As far as I can tell, there is no connection between the town of Montepulciano, which is in southern Tuscany, and the grape, which is grown throughout central Italy, mostly notably in Abruzzo. The story is that Vino Nobile di Montepulciano (which translates to ‘Noble Wine of Montepulciano’) does not refer to the wine itself as much as the noblemen who would regularly drink it in the early days. You will often see this wine touted as one of the premier wines from Italy, some sources going as far as to say this wine helped bring international attention to the whole Italian wine industry, though not everyone agrees on this wine’s elite status.

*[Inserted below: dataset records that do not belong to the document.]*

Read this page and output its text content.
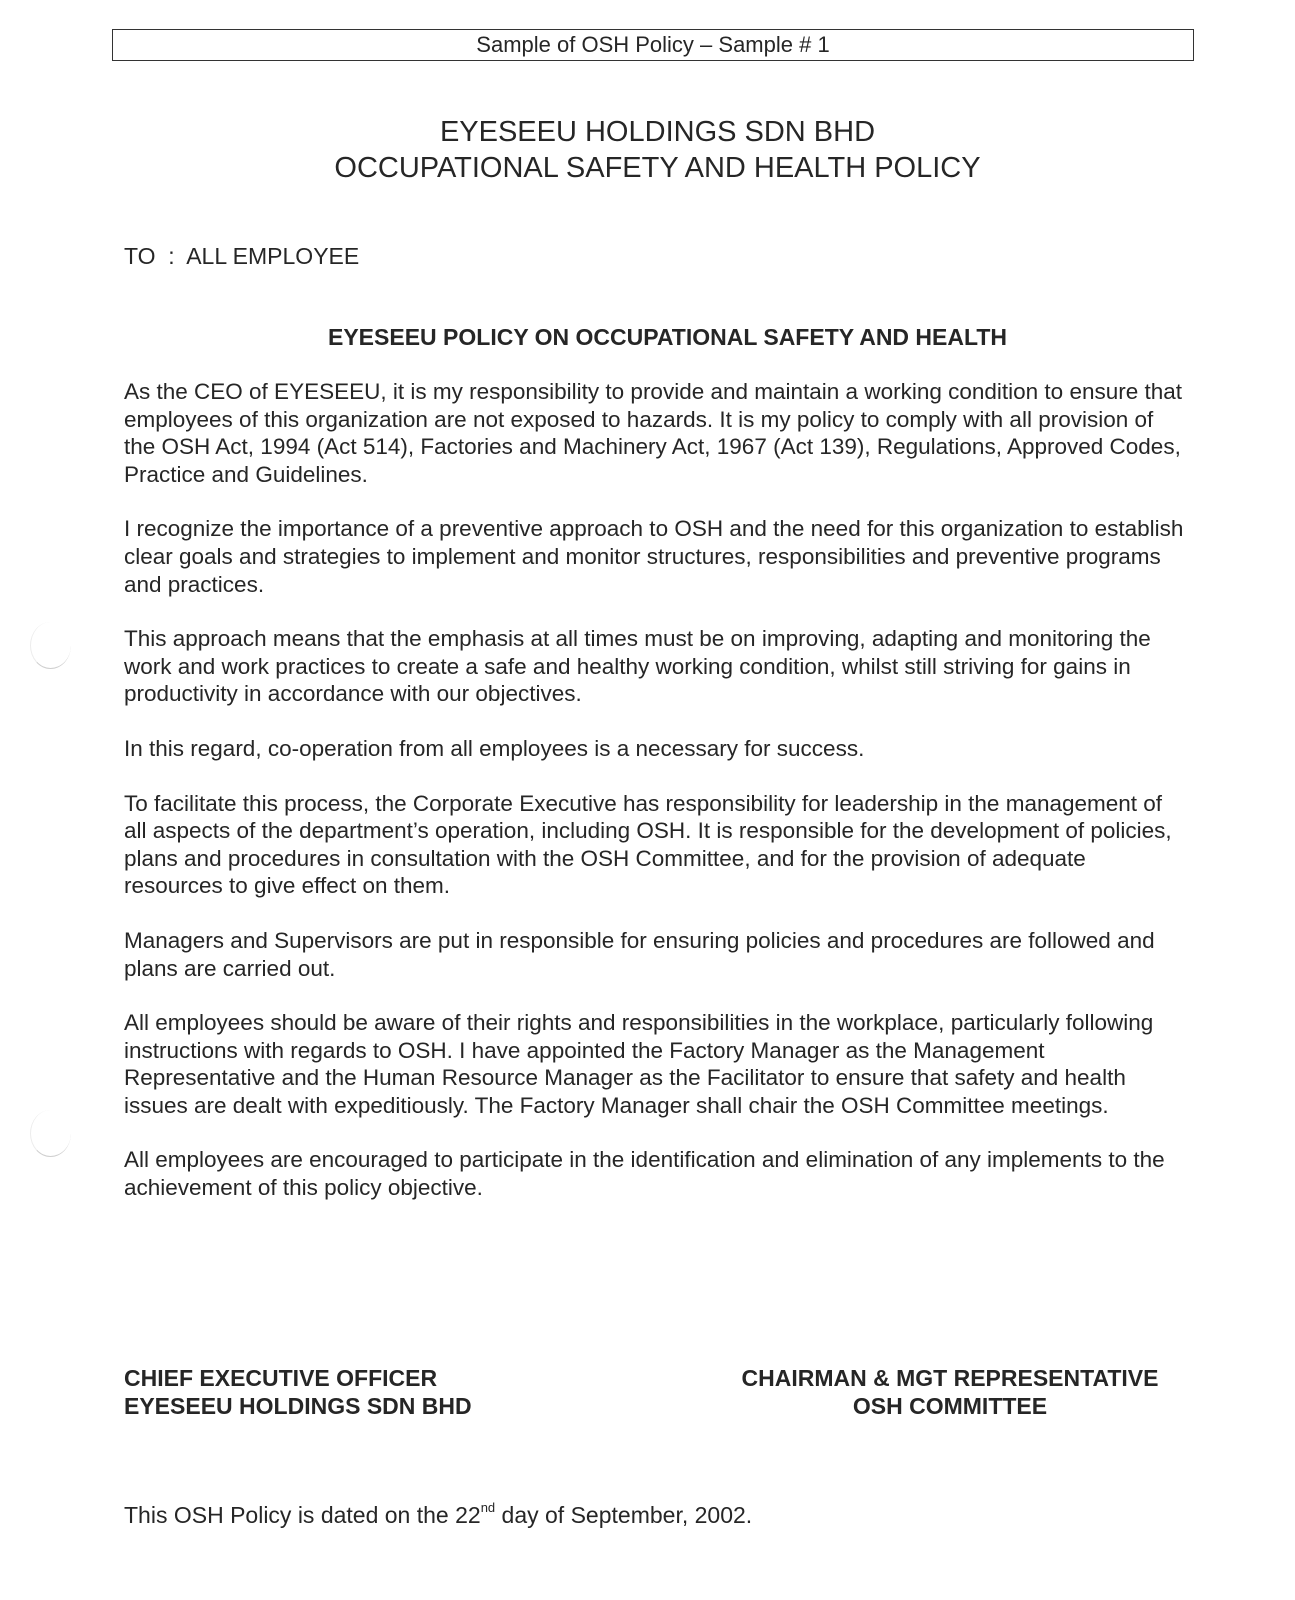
Sample of OSH Policy – Sample # 1
EYESEEU HOLDINGS SDN BHD
OCCUPATIONAL SAFETY AND HEALTH POLICY
TO  :  ALL EMPLOYEE
EYESEEU POLICY ON OCCUPATIONAL SAFETY AND HEALTH

As the CEO of EYESEEU, it is my responsibility to provide and maintain a working condition to ensure that employees of this organization are not exposed to hazards. It is my policy to comply with all provision of the OSH Act, 1994 (Act 514), Factories and Machinery Act, 1967 (Act 139), Regulations, Approved Codes, Practice and Guidelines.

I recognize the importance of a preventive approach to OSH and the need for this organization to establish clear goals and strategies to implement and monitor structures, responsibilities and preventive programs and practices.

This approach means that the emphasis at all times must be on improving, adapting and monitoring the work and work practices to create a safe and healthy working condition, whilst still striving for gains in productivity in accordance with our objectives.

In this regard, co-operation from all employees is a necessary for success.

To facilitate this process, the Corporate Executive has responsibility for leadership in the management of all aspects of the department’s operation, including OSH. It is responsible for the development of policies, plans and procedures in consultation with the OSH Committee, and for the provision of adequate resources to give effect on them.

Managers and Supervisors are put in responsible for ensuring policies and procedures are followed and plans are carried out.

All employees should be aware of their rights and responsibilities in the workplace, particularly following instructions with regards to OSH. I have appointed the Factory Manager as the Management Representative and the Human Resource Manager as the Facilitator to ensure that safety and health issues are dealt with expeditiously. The Factory Manager shall chair the OSH Committee meetings.

All employees are encouraged to participate in the identification and elimination of any implements to the achievement of this policy objective.

CHIEF EXECUTIVE OFFICER
EYESEEU HOLDINGS SDN BHD
CHAIRMAN & MGT REPRESENTATIVE
OSH COMMITTEE
This OSH Policy is dated on the 22nd day of September, 2002.
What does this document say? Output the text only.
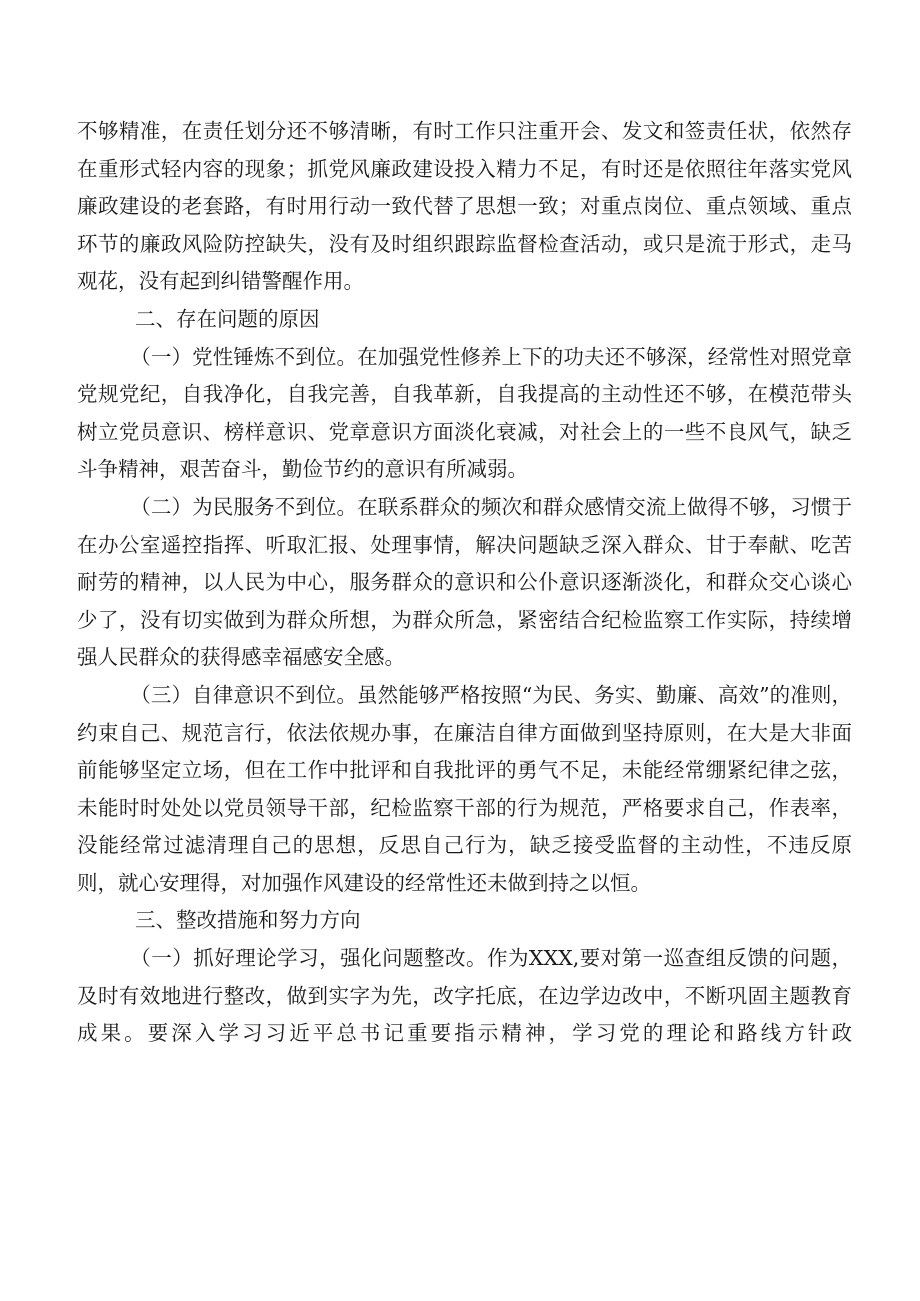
不够精准，在责任划分还不够清晰，有时工作只注重开会、发文和签责任状，依然存在重形式轻内容的现象；抓党风廉政建设投入精力不足，有时还是依照往年落实党风廉政建设的老套路，有时用行动一致代替了思想一致；对重点岗位、重点领域、重点环节的廉政风险防控缺失，没有及时组织跟踪监督检查活动，或只是流于形式，走马观花，没有起到纠错警醒作用。

二、存在问题的原因

（一）党性锤炼不到位。在加强党性修养上下的功夫还不够深，经常性对照党章党规党纪，自我净化，自我完善，自我革新，自我提高的主动性还不够，在模范带头树立党员意识、榜样意识、党章意识方面淡化衰减，对社会上的一些不良风气，缺乏斗争精神，艰苦奋斗，勤俭节约的意识有所减弱。

（二）为民服务不到位。在联系群众的频次和群众感情交流上做得不够，习惯于在办公室遥控指挥、听取汇报、处理事情，解决问题缺乏深入群众、甘于奉献、吃苦耐劳的精神，以人民为中心，服务群众的意识和公仆意识逐渐淡化，和群众交心谈心少了，没有切实做到为群众所想，为群众所急，紧密结合纪检监察工作实际，持续增强人民群众的获得感幸福感安全感。

（三）自律意识不到位。虽然能够严格按照“为民、务实、勤廉、高效”的准则，约束自己、规范言行，依法依规办事，在廉洁自律方面做到坚持原则，在大是大非面前能够坚定立场，但在工作中批评和自我批评的勇气不足，未能经常绷紧纪律之弦，未能时时处处以党员领导干部，纪检监察干部的行为规范，严格要求自己，作表率，没能经常过滤清理自己的思想，反思自己行为，缺乏接受监督的主动性，不违反原则，就心安理得，对加强作风建设的经常性还未做到持之以恒。

三、整改措施和努力方向

（一）抓好理论学习，强化问题整改。作为XXX,要对第一巡查组反馈的问题，及时有效地进行整改，做到实字为先，改字托底，在边学边改中，不断巩固主题教育成果。要深入学习习近平总书记重要指示精神，学习党的理论和路线方针政
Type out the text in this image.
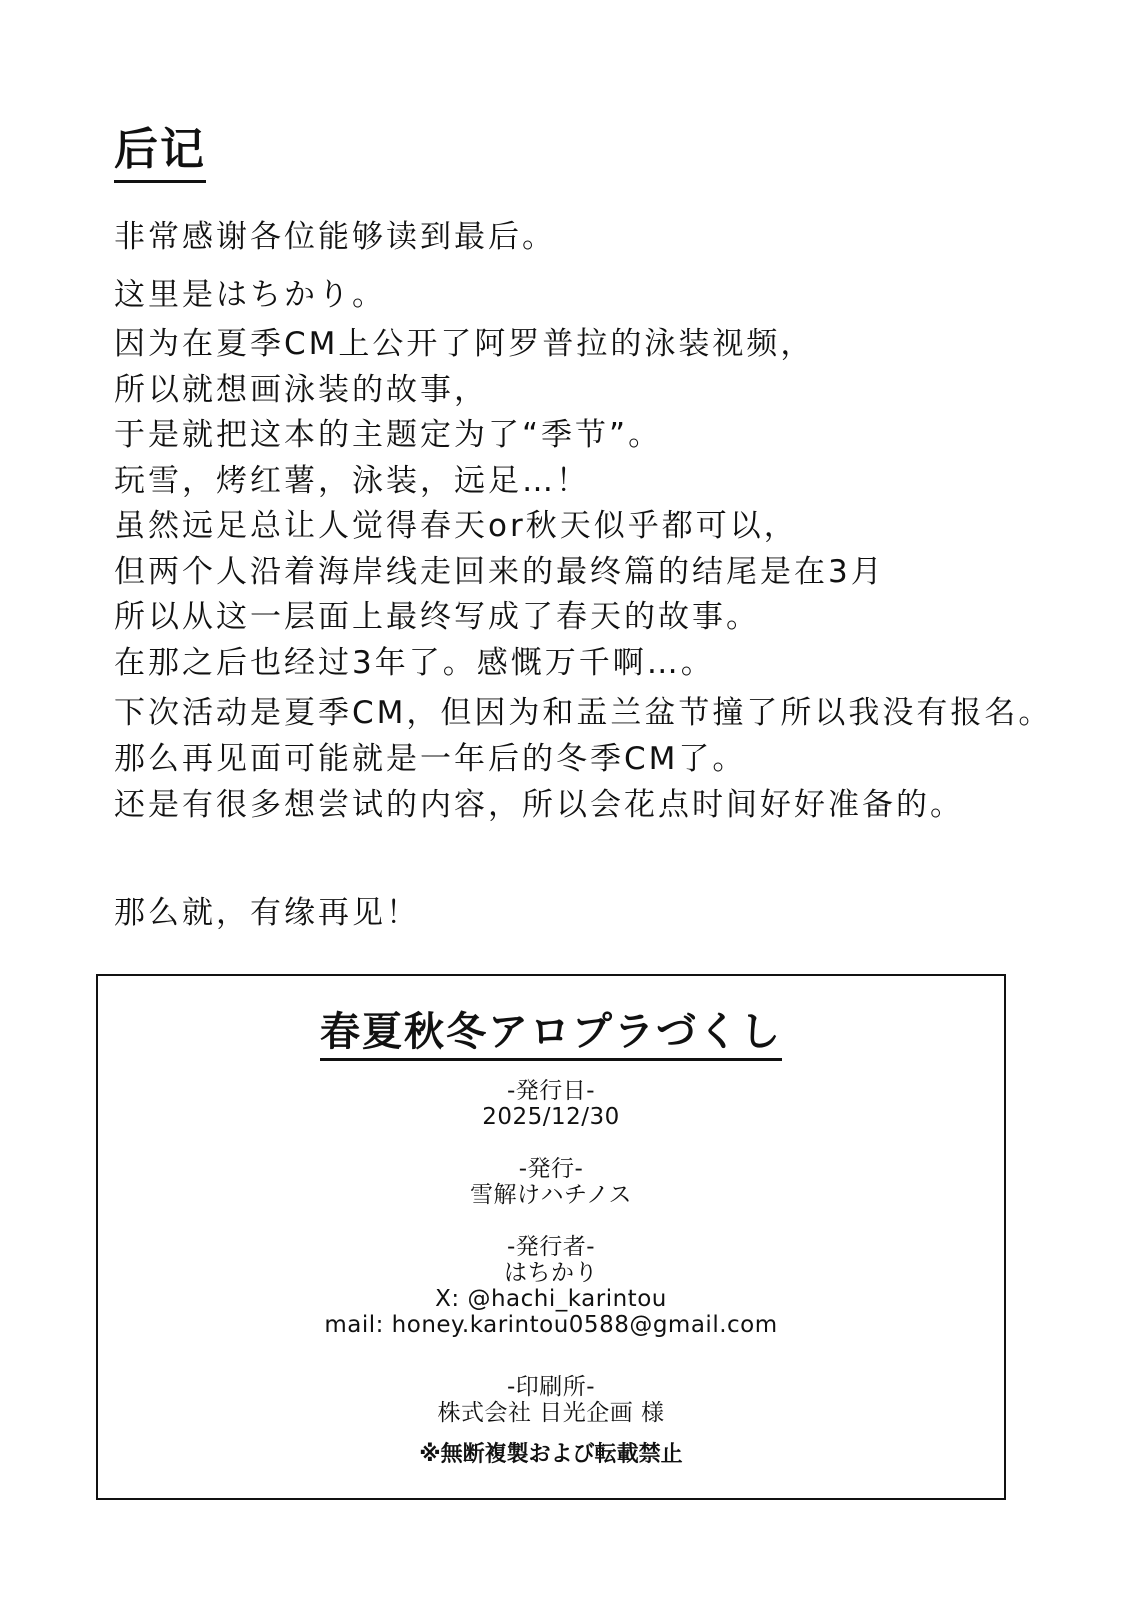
后记
非常感谢各位能够读到最后。
这里是はちかり。
因为在夏季CM上公开了阿罗普拉的泳装视频，
所以就想画泳装的故事，
于是就把这本的主题定为了“季节”。
玩雪，烤红薯，泳装，远足…！
虽然远足总让人觉得春天or秋天似乎都可以，
但两个人沿着海岸线走回来的最终篇的结尾是在3月
所以从这一层面上最终写成了春天的故事。
在那之后也经过3年了。感慨万千啊…。
下次活动是夏季CM，但因为和盂兰盆节撞了所以我没有报名。
那么再见面可能就是一年后的冬季CM了。
还是有很多想尝试的内容，所以会花点时间好好准备的。
那么就，有缘再见！
春夏秋冬アロプラづくし
-発行日-
2025/12/30
-発行-
雪解けハチノス
-発行者-
はちかり
X: @hachi_karintou
mail: honey.karintou0588@gmail.com
-印刷所-
株式会社 日光企画 様
※無断複製および転載禁止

On the whole, this wine has a pretty good reputation; though certainly not up at the level of Barolo or Barbaresco.
This particular wine, from a producer named Victoria and labeled as just ‘Nobile di Montepulciano’, has a rusty red color with a tint of orange around the edges when held at an angle (similar to what you see in many Nebbiolo wines). The nose has nice earthy notes with a bit of oak and dark fruit. The body has a pretty good tannic structure to it, not so much that it’s overwhelming, as well as a good amount of acidity. There are subtle notes of spice and strong notes of blackcurrant and cherry on the palate, along with a subtle bitterness and some earthy tones. The tannins and acidity would lend themselves nicely to a tomato based pasta sauce.